Using the opportunities offered by the increasing number of sensors embedded into transport infrastructures, a French research team has developed a method aiming at managing animal-vehicle collisions. The goal is to map the collision risk between trains and ungulates (roe deer and wild boar) by deploying a camera trap network.

The proposed method starts by simulating the most probable movements of animals within and around an infrastructure using ecological modelling software. This allows the assessment of where they are most likely to cross. After identifying these collision hotspots, ecological modelling is used again to assist with the design of photo sensor deployment in the field.

Once sensors are deployed, the data collected (in this case, photos) are processed through artificial intelligence (deep learning) to detect and identify species at the infrastructure’s vicinity.

The data is used to estimate the probable density of animals in every part of a studied area, using data collected at only a few points in that area. The result is a map showing the relative abundance of species and, therefore, the collision risk along an infrastructure.

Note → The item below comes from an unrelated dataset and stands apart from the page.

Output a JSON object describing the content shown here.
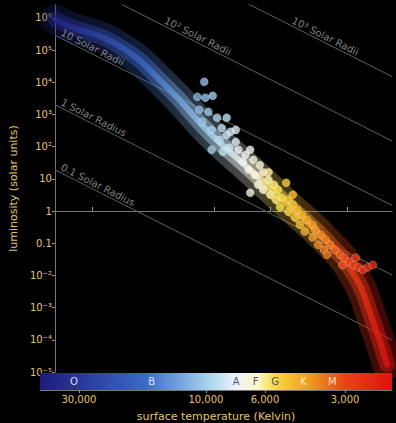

Such a method paves the way for the integration of biodiversity-oriented monitoring systems into transport infrastructures and their digital twins. As sensors collect data continuously, it could be improved in the future to provide real-time driver information and produce dynamic adaptive maps that could be ultimately sent to autonomous vehicles.

For now, it’s a keen eye and a good set of brakes, but who knows, in the not too distant future, all cars may have large animal detection as standard.